No entanto, a cidade não é só metáfora de acontecimentos negativos. A cidade é também a construção, pelo Homem, de um espaço onde nascem novas ideias, onde se produz cultura, onde se partilha arte. A cidade é um local construído pelo Homem, onde acontece tudo aquilo que é característico do homem. Como diz o poeta Albano Martins: «Uma cidade / pode ser o nome / dum país, dum cais, um porto, um barco / de andorinhas e gaivotas / ancoradas / na areia. (…) / Uma cidade pode ser / um coração, / um punho». No fundo, uma cidade pode ser tudo o que os seus habitantes desejarem.

A cidade, a «polis», reúne todos os homens em torno de um ideal, procurando facilitar a vida, por permitir que tudo esteja ao seu alcance. É um ideal que assenta em fundamentos de bondade, e cabe a cada um de nós tentar que esse ideal não se desvirtue.
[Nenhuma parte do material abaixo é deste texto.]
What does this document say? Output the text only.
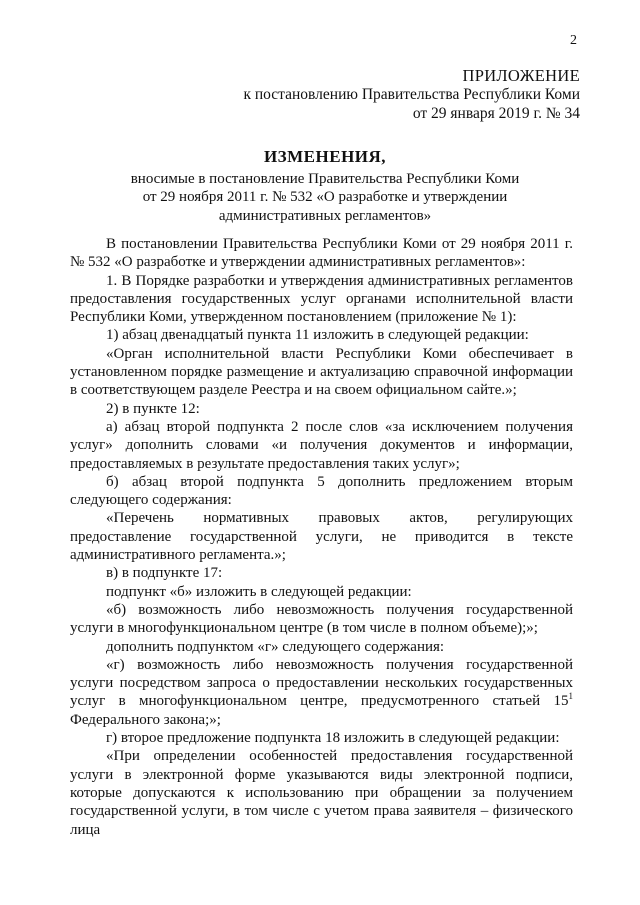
2
ПРИЛОЖЕНИЕ
к постановлению Правительства Республики Коми
от 29 января 2019 г. № 34
ИЗМЕНЕНИЯ,
вносимые в постановление Правительства Республики Коми
от 29 ноября 2011 г. № 532 «О разработке и утверждении
административных регламентов»

В постановлении Правительства Республики Коми от 29 ноября 2011 г. № 532 «О разработке и утверждении административных регламентов»:

1. В Порядке разработки и утверждения административных регламентов предоставления государственных услуг органами исполнительной власти Республики Коми, утвержденном постановлением (приложение № 1):

1) абзац двенадцатый пункта 11 изложить в следующей редакции:

«Орган исполнительной власти Республики Коми обеспечивает в установленном порядке размещение и актуализацию справочной информации в соответствующем разделе Реестра и на своем официальном сайте.»;

2) в пункте 12:

а) абзац второй подпункта 2 после слов «за исключением получения услуг» дополнить словами «и получения документов и информации, предоставляемых в результате предоставления таких услуг»;

б) абзац второй подпункта 5 дополнить предложением вторым следующего содержания:

«Перечень нормативных правовых актов, регулирующих предоставление государственной услуги, не приводится в тексте административного регламента.»;

в) в подпункте 17:

подпункт «б» изложить в следующей редакции:

«б) возможность либо невозможность получения государственной услуги в многофункциональном центре (в том числе в полном объеме);»;

дополнить подпунктом «г» следующего содержания:

«г) возможность либо невозможность получения государственной услуги посредством запроса о предоставлении нескольких государственных услуг в многофункциональном центре, предусмотренного статьей $15^1$ Федерального закона;»;

г) второе предложение подпункта 18 изложить в следующей редакции:

«При определении особенностей предоставления государственной услуги в электронной форме указываются виды электронной подписи, которые допускаются к использованию при обращении за получением государственной услуги, в том числе с учетом права заявителя – физического лица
Diz Bernardo Soares no Livro do Desassossego: «Vivemos todos, neste mundo, a bordo de um navio saído de um porto que desconhecemos para um porto que ignoramos; devemos ter, uns para os outros, uma amabilidade de viagem». Muitas vezes, lutamos por ideais que acabam por não ter sentido porque, perdidos de nós e dos outros, já nem sequer sabemos para que rumo vamos, ficando parados, à espera.